Untuk yang belum menikah, itu tanda bakti kepada ayah, karena ayahlah yang bakal ditanya di akhirat atas pertanggungjawaban nya karena anak perempuannya membebaskan auratnya dilihat sembarang pria.
Untuk yang sudah menikah, itu tanda sayang kepada suami, karena suamilah yang bakal ditanya di akhirat, kalau istrinya terbuka di muka umum dan berdosa setiap mata pria memandang.
Untuk seorang ibu, agar anak-anak laki-lakinya kelak mendapat pendamping istri solehah, yang bakal menyelamatkan keluarga anak kita dan cucu-cucu kita.
Untuk yang seorang ibu, agar anak-anak perempuannya mencontoh melindungi aurat, supaya kita dan ayah mereka diselamatkan dari pertanggungjawaban di akhirat kelak.
Untuk kita sendiri? Setiap pasang mata memandang kita, itu tabungan dosa. Setiap saatnya. Jadi kebayang, setiap hari keluar tanpa menutup aurat, setiap hari mendulang dosa besar.
Jadi untuk yang masih belum menutup aurat, bisa jadi hal yang diatas belum pernah tersirat dalam hati.

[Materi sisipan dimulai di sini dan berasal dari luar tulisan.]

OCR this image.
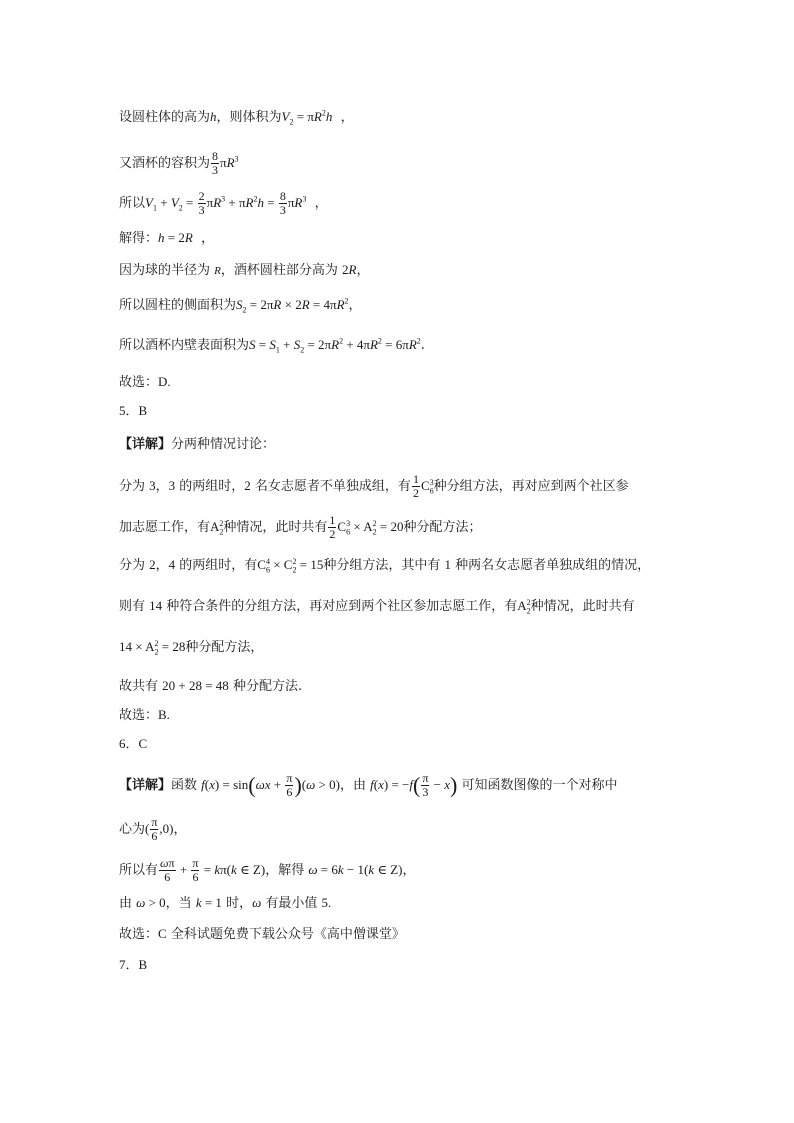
设圆柱体的高为h，则体积为$V_2 = \pi R^2h$  ，
又酒杯的容积为 $\frac{8}{3} \pi R^3$
所以$V_1 + V_2 = \frac{2}{3} \pi R^3 + \pi R^2h = \frac{8}{3} \pi R^3$  ，
解得：h = 2R  ，
因为球的半径为 R，酒杯圆柱部分高为 2R，
所以圆柱的侧面积为$S_2 = 2\pi R \times 2R = 4\pi R^2$，
所以酒杯内壁表面积为$S = S_1 + S_2 = 2\pi R^2 + 4\pi R^2 = 6\pi R^2$.
故选：D.
5．B
【详解】分两种情况讨论：
分为 3，3 的两组时，2 名女志愿者不单独成组，有 $\frac{1}{2} C_6^3$种分组方法，再对应到两个社区参
加志愿工作，有$A_2^2$种情况，此时共有 $\frac{1}{2} C_6^3 \times A_2^2 = 20$种分配方法；
分为 2，4 的两组时，有$C_6^4 \times C_2^2 = 15$种分组方法，其中有 1 种两名女志愿者单独成组的情况，
则有 14 种符合条件的分组方法，再对应到两个社区参加志愿工作，有$A_2^2$种情况，此时共有
$14 \times A_2^2 = 28$种分配方法，
故共有 20 + 28 = 48 种分配方法.
故选：B.
6．C
【详解】函数 $f(x) = \sin(\omega x + \frac{\pi}{6} )(\omega > 0)$，由 $f(x) = -f( \frac{\pi}{3} - x)$ 可知函数图像的一个对称中
心为( $\frac{\pi}{6} ,0$)，
所以有 $\frac{\omega\pi}{6} + \frac{\pi}{6} = k\pi(k$ ∈ Z)，解得 ω = 6k − 1(k ∈ Z)，
由 ω > 0，当 k = 1 时，ω 有最小值 5.
故选：C 全科试题免费下载公众号《高中僧课堂》
7．B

Dan bisa jadi, hati belum terhubung dengan Allah. Belum mencintai Dia.
Mencintai Allah? Pasti nurut.
Ah, la wong menutup aurat saja kita masih berpotensi membuat dosa setiap harinya. Paling tidak, menutup satu pintu untuk menabung salah sama Allah. Ndak ada ruginya. Untungnya malah banyaaak. Itu Allah yang jamin.
Jangan setengah-setengah. "Hijabi hati dulu". Hey, amalan hanya komplit kalau hati, badan dan pikiran bergerak selaras.
Kalau hatinya doang yang ibadah, ntar shalat cuma ngawang duduk dan dalam hati saja? Ya ndak to. Shalat saja badan bergerak.
Hati cinta Allah, tapi tidak diamalkan oleh raga, berarti belum komplit cinta kita. Demikian p**a sebaliknya.
Coba deh, mulai dengan kenakan jilbab tanpa tunggu lagi, tanpa alasan lagi, nanti juga Allah tunjukkan jalan yang gampang.